Exactly thirty years ago, the deadliest industrial accident of all time took place. On December 3, 1984, a leak in a pesticide plant caused the release of 40 tons of methyl isocyanate into the air in the city of Bhopal, India. About 4,000 people were killed outright, and another 15,000 passed away in the weeks and months that followed. In total, it is estimated that 500,000 people suffered at least some degree of exposure to the chemical. The majority owner of the plant paid a half-billion dollar settlement in 1989, and ongoing civil and criminal cases have resulted in convictions announced as recently as 2010. The exact cause of the leak still remains under debate to this day.

The disaster at Bhopal brought chemical safety to the forefront of the world’s attention. In the United States, it resulted in several government actions including the creation of the Emergency Planning and Community Right-to-Know Act (EPCRA) in 1986 — which increased requirements for public awareness of hazardous chemicals and related emergency planning — and the authorization of the Chemical Safety Board (CSB) in 1990 as part of the Clean Air Act amendments. The CSB is a federal agency charged with investigating the causes of industrial chemical accidents with the goal of preventing their recurrence.

While the Bhopal disaster took place more than a generation ago, its regulatory impacts are still being felt today. In fact, just this week the CSB is announced that it is making the modernization of Process Safety Management (PSM) regulations #2 on its list of Most Wanted Safety Improvements. It believes that implementation of its recommendations around PSM would result in a significant increase in chemical safety.

In a prepared statement, CSB Chairperson Rafael Moure-Eraso said: “As Chairperson of the CSB I see this as an important opportunity to advance national process safety management reform by advocating for this issue as part of the board’s Most Wanted Chemical Safety Improvements Program. My hope is that reform will help to prevent future catastrophic accidents.”

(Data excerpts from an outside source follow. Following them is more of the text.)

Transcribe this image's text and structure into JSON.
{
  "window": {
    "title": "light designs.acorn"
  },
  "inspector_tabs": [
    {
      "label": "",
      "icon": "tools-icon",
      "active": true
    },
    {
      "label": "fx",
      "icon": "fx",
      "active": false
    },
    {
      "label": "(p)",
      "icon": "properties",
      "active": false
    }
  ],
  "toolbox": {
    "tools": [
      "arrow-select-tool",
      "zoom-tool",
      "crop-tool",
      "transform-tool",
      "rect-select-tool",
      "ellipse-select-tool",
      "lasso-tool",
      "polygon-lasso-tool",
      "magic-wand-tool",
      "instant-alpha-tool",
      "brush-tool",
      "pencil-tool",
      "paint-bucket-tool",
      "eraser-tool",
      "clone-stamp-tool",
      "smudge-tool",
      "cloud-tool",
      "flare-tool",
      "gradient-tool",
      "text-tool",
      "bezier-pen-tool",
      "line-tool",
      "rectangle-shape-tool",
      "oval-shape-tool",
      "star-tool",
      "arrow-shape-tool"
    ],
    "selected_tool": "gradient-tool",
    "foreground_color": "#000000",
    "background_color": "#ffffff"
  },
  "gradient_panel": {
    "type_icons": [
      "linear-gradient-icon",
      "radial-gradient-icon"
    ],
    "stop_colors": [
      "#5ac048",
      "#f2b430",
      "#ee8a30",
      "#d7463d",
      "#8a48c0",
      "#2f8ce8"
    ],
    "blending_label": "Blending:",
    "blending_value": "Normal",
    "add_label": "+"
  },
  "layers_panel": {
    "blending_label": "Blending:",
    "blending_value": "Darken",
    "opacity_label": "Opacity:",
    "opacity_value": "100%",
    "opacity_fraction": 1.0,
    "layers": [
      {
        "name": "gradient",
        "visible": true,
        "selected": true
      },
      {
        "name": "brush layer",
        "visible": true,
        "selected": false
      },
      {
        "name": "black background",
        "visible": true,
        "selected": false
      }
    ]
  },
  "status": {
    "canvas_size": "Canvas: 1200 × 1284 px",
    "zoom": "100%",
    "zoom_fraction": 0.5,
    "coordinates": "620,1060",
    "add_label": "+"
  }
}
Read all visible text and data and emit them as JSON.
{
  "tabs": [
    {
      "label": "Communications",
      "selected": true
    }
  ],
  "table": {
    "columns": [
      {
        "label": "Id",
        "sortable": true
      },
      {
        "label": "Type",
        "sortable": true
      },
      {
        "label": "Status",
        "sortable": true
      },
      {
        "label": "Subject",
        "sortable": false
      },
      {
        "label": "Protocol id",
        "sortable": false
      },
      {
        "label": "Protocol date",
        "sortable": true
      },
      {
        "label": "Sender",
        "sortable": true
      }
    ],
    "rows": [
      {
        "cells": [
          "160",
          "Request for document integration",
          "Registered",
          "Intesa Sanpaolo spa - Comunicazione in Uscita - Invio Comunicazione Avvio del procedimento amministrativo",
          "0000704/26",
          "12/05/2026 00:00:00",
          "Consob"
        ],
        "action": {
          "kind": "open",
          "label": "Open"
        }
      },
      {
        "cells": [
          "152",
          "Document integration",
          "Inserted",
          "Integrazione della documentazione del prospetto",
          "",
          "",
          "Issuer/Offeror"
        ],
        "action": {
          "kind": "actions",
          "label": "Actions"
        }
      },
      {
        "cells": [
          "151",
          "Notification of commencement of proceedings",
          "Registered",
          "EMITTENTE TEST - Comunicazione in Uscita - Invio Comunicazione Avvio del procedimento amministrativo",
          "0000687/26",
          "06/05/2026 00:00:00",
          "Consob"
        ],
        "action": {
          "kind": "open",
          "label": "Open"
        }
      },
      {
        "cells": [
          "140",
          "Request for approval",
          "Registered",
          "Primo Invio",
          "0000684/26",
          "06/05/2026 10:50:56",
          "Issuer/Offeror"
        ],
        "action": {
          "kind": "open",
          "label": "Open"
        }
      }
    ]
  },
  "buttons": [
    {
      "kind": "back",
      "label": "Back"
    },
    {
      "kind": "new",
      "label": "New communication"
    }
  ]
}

In addition to the ongoing work of regulatory entities, there are signs that the impact of Bhopal will continue to be felt on a cultural level. Last month saw the release of Bhopal: A Prayer for Rain, a new film about the disaster starring Martin Sheen, Kal Penn, and Mischa Barton.

The anniversary of the disaster is also being commemorated by human rights organizations and by educational institutions around the world, and is being covered by the international media.

While there has never been another disaster equal to Bhopal in terms of human injury and loss of life, major chemical and industrial events continue to shape the face of government action and regulation. In the U.S. alone in the past decade, we’ve seen the Texas City refinery explosion in 2005, the fertilizer explosion in West Texas in 2013, and the release of 4-methylcyclohexanemethanol into West Virginia waterways in 2014. In each of these cases, state and federal government used these occasions to propose or pass new safety controls in the form of legislation or executive actions. As awareness of the need for chemical safety continues to percolate throughout our culture, look for this trend to continue.